Importing table schemas and data from MySQL

Introduction

Migrating schemas and data from MySQL to YDB — including large tables whose size exceeds available RAM — is performed using the mysql2ydb utility.

The utility's goal is to get an exact one-to-one copy of the source database. Table and column names are preserved as in MySQL; data types are mapped to the nearest equivalents in YDB (INTInt32, VARCHARText, AUTO_INCREMENTBigSerial, etc.). Since names are transferred unchanged, they must be valid identifiers in YDB (characters, length, reserved words). The result should be a YDB database that replicates the original structure and allows queries with minimal "translation" from MySQL.

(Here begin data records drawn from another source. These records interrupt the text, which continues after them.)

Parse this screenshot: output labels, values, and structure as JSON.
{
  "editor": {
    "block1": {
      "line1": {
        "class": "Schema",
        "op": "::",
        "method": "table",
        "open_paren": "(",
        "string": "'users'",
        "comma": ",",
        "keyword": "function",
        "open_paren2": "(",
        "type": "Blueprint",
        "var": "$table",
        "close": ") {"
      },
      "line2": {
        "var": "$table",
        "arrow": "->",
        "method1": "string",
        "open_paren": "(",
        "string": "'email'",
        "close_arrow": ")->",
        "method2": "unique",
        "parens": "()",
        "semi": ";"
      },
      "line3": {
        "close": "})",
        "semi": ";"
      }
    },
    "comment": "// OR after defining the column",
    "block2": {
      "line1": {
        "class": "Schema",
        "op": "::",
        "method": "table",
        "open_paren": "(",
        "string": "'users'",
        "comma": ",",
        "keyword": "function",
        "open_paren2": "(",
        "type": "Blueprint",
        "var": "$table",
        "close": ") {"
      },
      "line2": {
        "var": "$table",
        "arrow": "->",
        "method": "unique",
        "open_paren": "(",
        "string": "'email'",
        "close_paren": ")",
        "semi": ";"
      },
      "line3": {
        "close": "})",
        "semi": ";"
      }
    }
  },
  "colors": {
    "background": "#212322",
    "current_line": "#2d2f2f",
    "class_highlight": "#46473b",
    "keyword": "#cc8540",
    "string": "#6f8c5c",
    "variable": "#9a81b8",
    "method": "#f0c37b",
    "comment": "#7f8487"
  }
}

Each data fragment is read from MySQL by a single bounded query SELECT, written to YDB in a batch (BulkUpsert or transactional UPSERT), and then freed from memory. The process repeats until the entire table is processed — no more than one batch is stored in memory at a time (no more than two with pipeline reading).

The import is performed in the following order:

  1. The utility connects to MySQL and, based on the information_schema metadata, determines the list of tables and their structure.
  2. Target tables with mapped data types are created in YDB.
  3. Data is transferred in batches: reading from MySQL and writing to YDB.
  4. After each batch is successfully written, the cursor position is saved to the state table — in case of failure, migration can be resumed from the last successful fragment.

MySQL schema mapping

When transferring the schema, mysql2ydb aims for structural correspondence: the same table and column names, indexes where YDB supports them, and types that preserve values without loss (unsigned integers remain unsigned, boolean types remain boolean, etc.).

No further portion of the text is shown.